The Procedure Box Control Flow Model

During debugging, the debugger prints out a sequence of goals in various states of instantiation in order to show the state the program has reached in its execution. However, in order to understand what is occurring it is necessary to understand when and why the debugger prints out goals. As in other programming languages, key points of interest are predicate entry and return, but in Prolog there is the additional complexity of backtracking. One of the major confusions that novice Prolog programmers have to face is the question of what actually happens when a goal fails and the system suddenly starts backtracking. The Procedure Box model of Prolog execution views program control flow in terms of movement about the program text. This model provides a basis for the debugging mechanism in development systems, and enables the user to view the behavior of the program in a consistent way.

Let us look at an example Prolog predicate :

                *--------------------------------------*
        Call    |                                      |    Exit
     ---------> +  descendant(X,Y) :- offspring(X,Y).  + --------->
                |                                      |
                |  descendant(X,Z) :-                  |
     <--------- +     offspring(X,Y), descendant(Y,Z). + <---------
        Fail    |                                      |    Redo
                *-------------------+------------------*
                                    |
     <------------------------------+
        Exception
     

The first clause states that Y is a descendant of X if Y is an offspring of X, and the second clause states that Z is a descendant of X if Y is an offspring of X and if Z is a descendant of Y. In the diagram a box has been drawn around the whole predicate and labeled arrows indicate the control flow in and out of this box.
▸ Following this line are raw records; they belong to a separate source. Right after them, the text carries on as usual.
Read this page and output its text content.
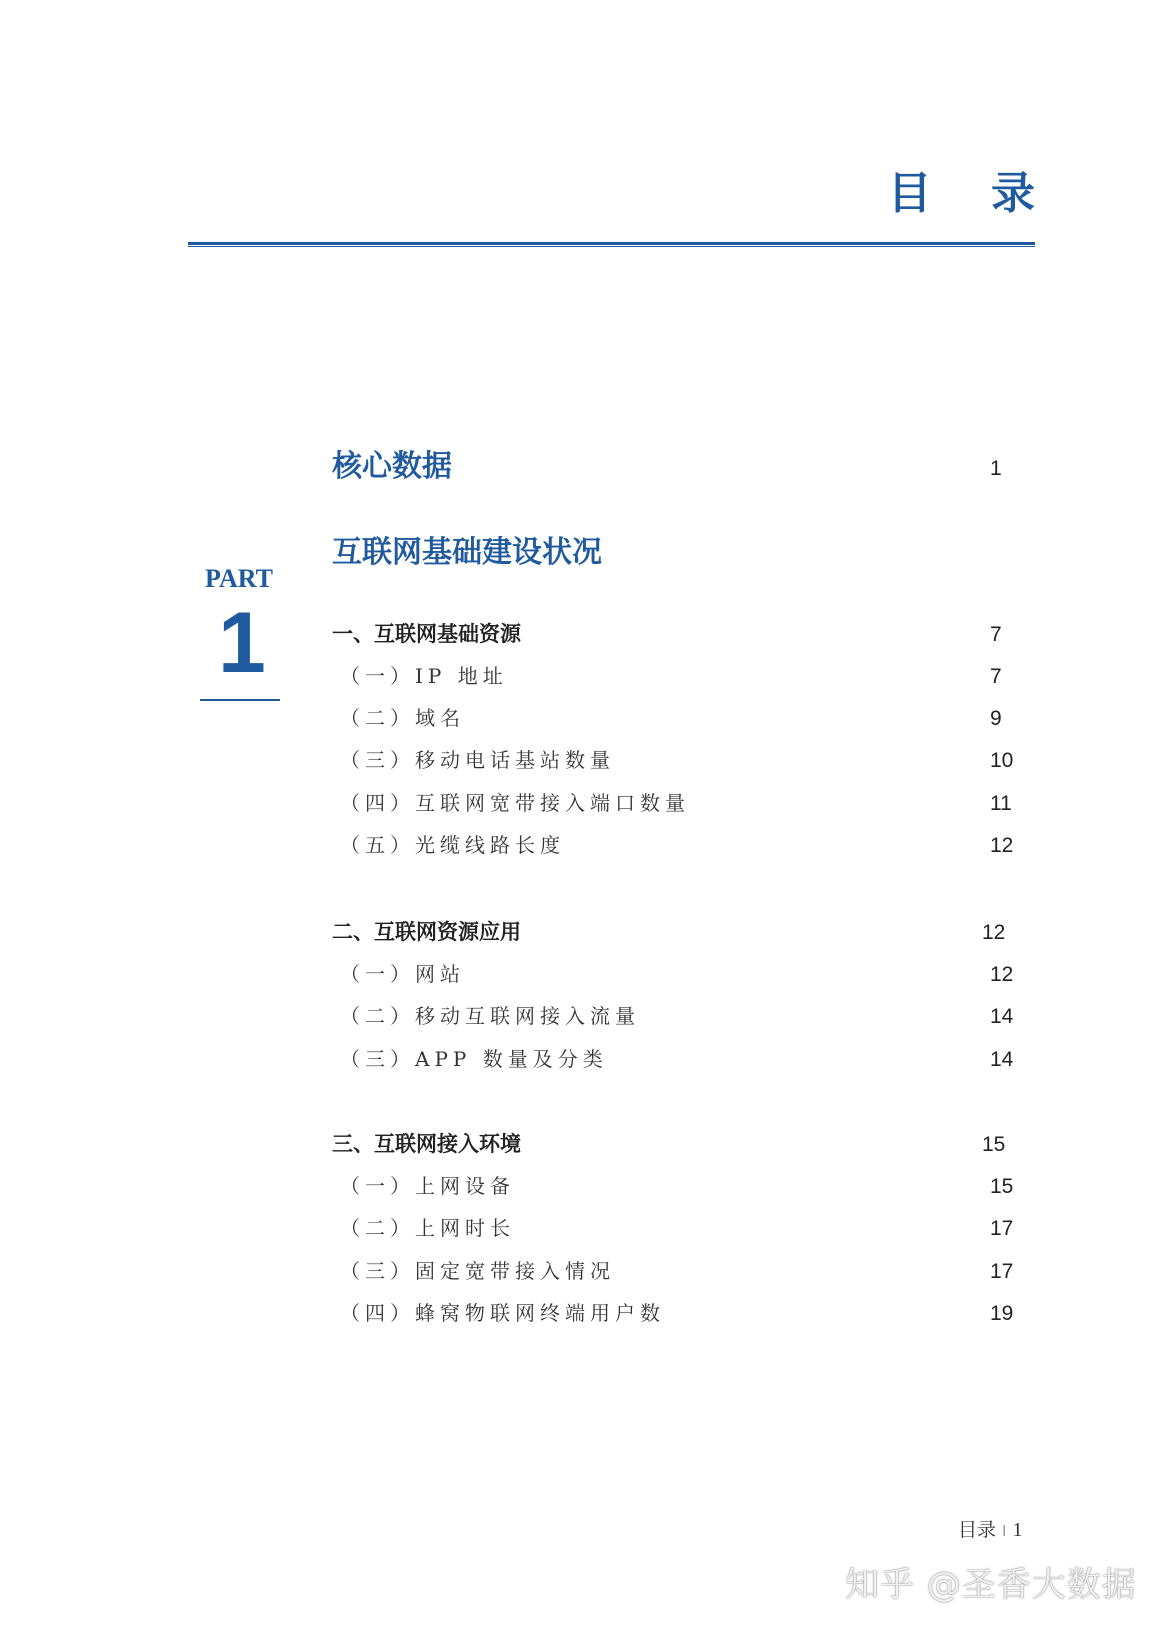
目 录
PART
1
核心数据	1
互联网基础建设状况
一、互联网基础资源	7
（一）IP 地址	7
（二）域名	9
（三）移动电话基站数量	10
（四）互联网宽带接入端口数量	11
（五）光缆线路长度	12
二、互联网资源应用	12
（一）网站	12
（二）移动互联网接入流量	14
（三）APP 数量及分类	14
三、互联网接入环境	15
（一）上网设备	15
（二）上网时长	17
（三）固定宽带接入情况	17
（四）蜂窝物联网终端用户数	19
目录 I 1
知乎 @圣香大数据
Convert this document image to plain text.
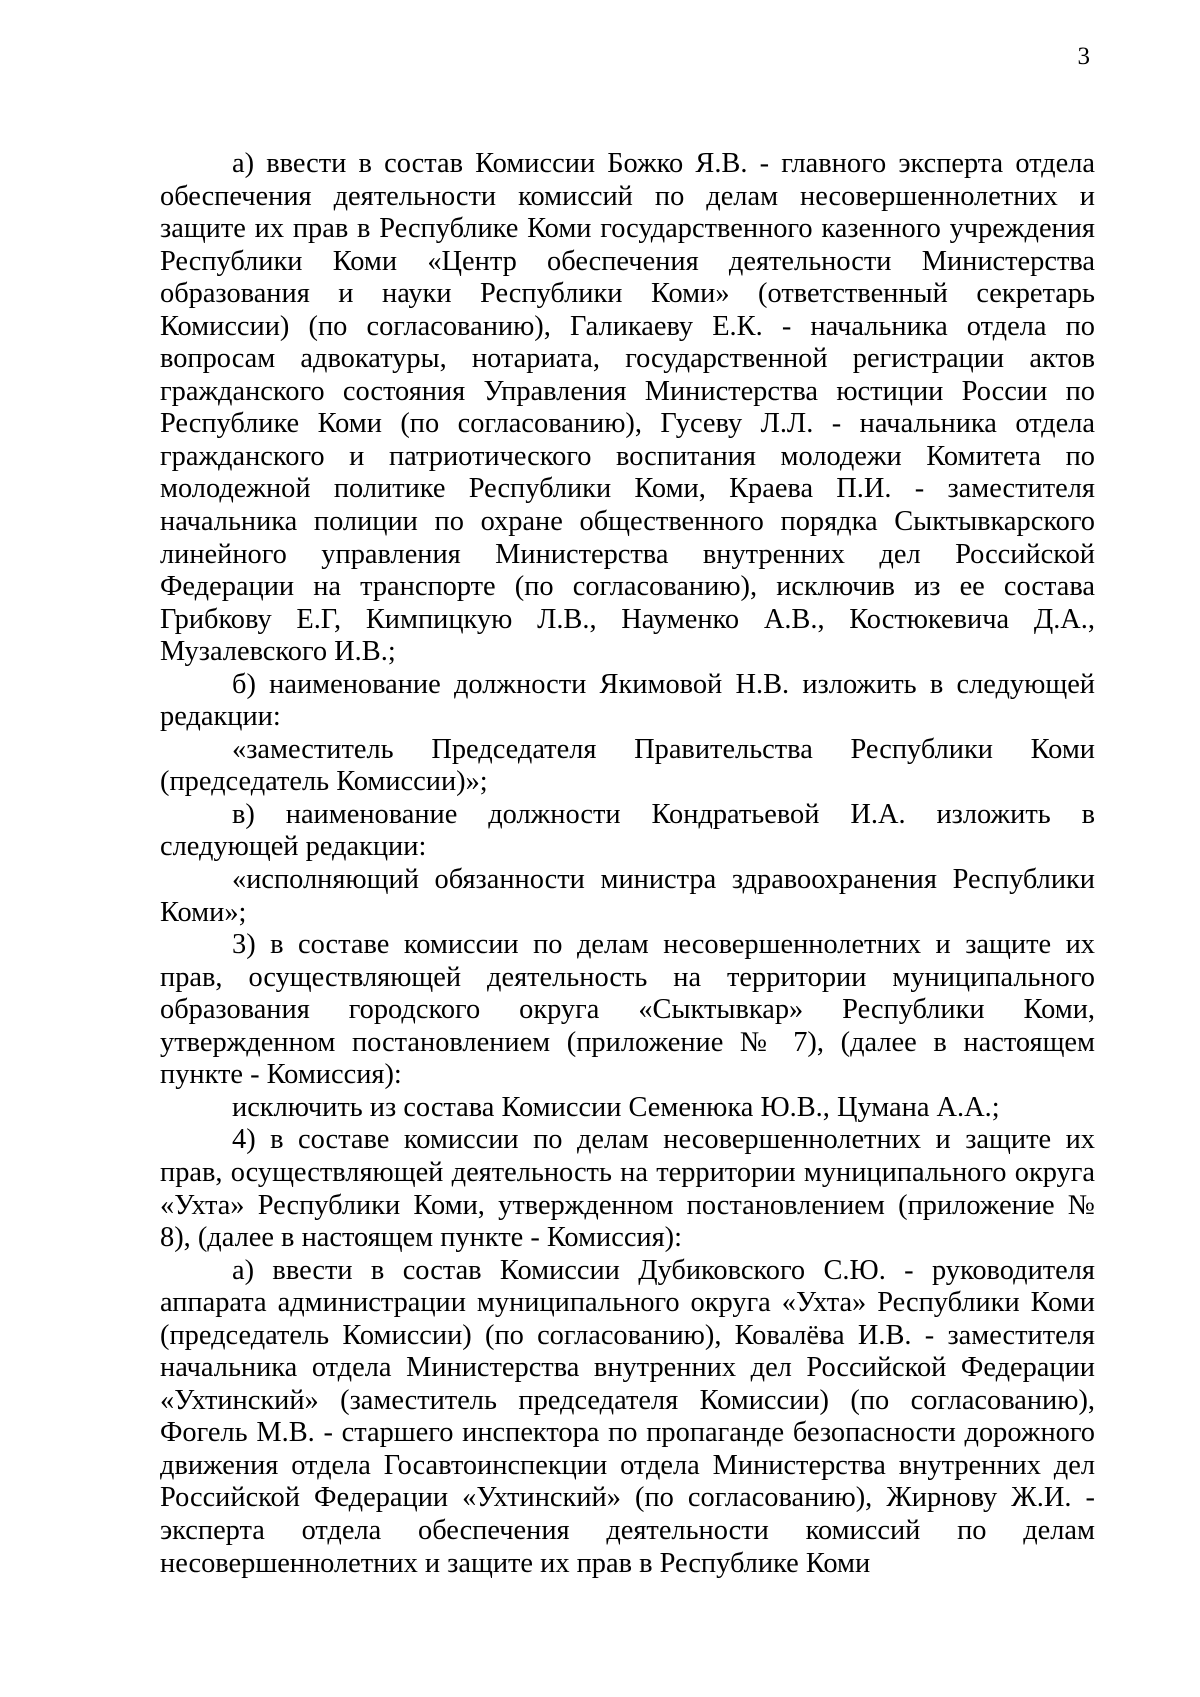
3

а) ввести в состав Комиссии Божко Я.В. - главного эксперта отдела обеспечения деятельности комиссий по делам несовершеннолетних и защите их прав в Республике Коми государственного казенного учреждения Республики Коми «Центр обеспечения деятельности Министерства образования и науки Республики Коми» (ответственный секретарь Комиссии) (по согласованию), Галикаеву Е.К. - начальника отдела по вопросам адвокатуры, нотариата, государственной регистрации актов гражданского состояния Управления Министерства юстиции России по Республике Коми (по согласованию), Гусеву Л.Л. - начальника отдела гражданского и патриотического воспитания молодежи Комитета по молодежной политике Республики Коми, Краева П.И. - заместителя начальника полиции по охране общественного порядка Сыктывкарского линейного управления Министерства внутренних дел Российской Федерации на транспорте (по согласованию), исключив из ее состава Грибкову Е.Г, Кимпицкую Л.В., Науменко А.В., Костюкевича Д.А., Музалевского И.В.;

б) наименование должности Якимовой Н.В. изложить в следующей редакции:

«заместитель Председателя Правительства Республики Коми (председатель Комиссии)»;

в) наименование должности Кондратьевой И.А. изложить в следующей редакции:

«исполняющий обязанности министра здравоохранения Республики Коми»;

3) в составе комиссии по делам несовершеннолетних и защите их прав, осуществляющей деятельность на территории муниципального образования городского округа «Сыктывкар» Республики Коми, утвержденном постановлением (приложение № 7), (далее в настоящем пункте - Комиссия):

исключить из состава Комиссии Семенюка Ю.В., Цумана А.А.;

4) в составе комиссии по делам несовершеннолетних и защите их прав, осуществляющей деятельность на территории муниципального округа «Ухта» Республики Коми, утвержденном постановлением (приложение № 8), (далее в настоящем пункте - Комиссия):

а) ввести в состав Комиссии Дубиковского С.Ю. - руководителя аппарата администрации муниципального округа «Ухта» Республики Коми (председатель Комиссии) (по согласованию), Ковалёва И.В. - заместителя начальника отдела Министерства внутренних дел Российской Федерации «Ухтинский» (заместитель председателя Комиссии) (по согласованию), Фогель М.В. - старшего инспектора по пропаганде безопасности дорожного движения отдела Госавтоинспекции отдела Министерства внутренних дел Российской Федерации «Ухтинский» (по согласованию), Жирнову Ж.И. - эксперта отдела обеспечения деятельности комиссий по делам несовершеннолетних и защите их прав в Республике Коми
There are five such arrows, which we shall look at in turn.

Call
This arrow represents initial invocation of the predicate. When a goal of the form descendant(X,Y) is required to be satisfied, control passes through the Call port of the descendant box with the intention of matching a component clause and then satisfying the subgoals in the body of that clause. Note that this is independent of whether such a match is possible; i.e. first the box is called, and then the attempt to match takes place. Textually we can imagine moving to the code for descendant when meeting a call to descendant in some other part of the code.
Exit
This arrow represents a successful return from the predicate. This occurs when the initial goal has been unified with one of the component clauses and the subgoals have been satisfied. Control now passes out of the Exit port of the descendant box. Textually we stop following the code for descendant and go back to the place we came from.
Redo
This arrow indicates that a subsequent goal has failed and that the system is backtracking in an attempt to find alternatives to previous solutions. Control passes through the Redo port of the descendant box. An attempt will now be made to resatisfy one of the component subgoals in the body of the clause that last succeeded; or, if that fails, to completely rematch the original goal with an alternative clause and then try to satisfy any subgoals in the body of this new clause. Textually we follow the code backwards up the way we came looking for new ways of succeeding, possibly dropping down on to another clause and following that if necessary.
Fail
This arrow represents a failure of the initial goal, which might occur if no clause is matched, or if subgoals are never satisfied, or if any solution produced is always rejected by later processing. Control now passes out of the Fail port of the descendant box and the system continues to backtrack. Textually we move back to the code that called this predicate and keep moving backwards up the code looking for choicepoints.
Exception
This arrow represents an exception that was raised in the initial goal, either by a call to throw/1 or raise_exception/1 or by an error in a built-in predicate. See Exception. Control now passes out of the Exception port of the descendant box and the system continues to pass the exception to outer levels. Textually we move back to the code that called this predicate and keep moving backwards up the code looking for a call to catch/3 or on_exception/3.

In terms of this model, the information we get about the procedure box is only the control flow through these five ports. This means that at this level we are not concerned with which clause matches, and how any subgoals are satisfied, but rather we only wish to know the initial goal and the final outcome. However, it can be seen that whenever we are trying to satisfy subgoals, what we are actually doing is passing through the ports of their respective boxes. If we were to follow this, then we would have complete information about the control flow inside the procedure box.

Note that the box we have drawn round the predicate should really be seen as an invocation box. That is, there will be a different box for each different invocation of the predicate. Obviously, with something like a recursive predicate, there will be many different Calls and Exits in the control flow, but these will be for different invocations. Since this might get confusing each invocation box is given a unique integer identifier.

In addition to the five basic ports discussed above, there are two more ports for invocations involving a blocked goal:

Block
This port is passed through when a goal is blocked.
Unblock
This port is passed through when a previously blocked goal is unblocked.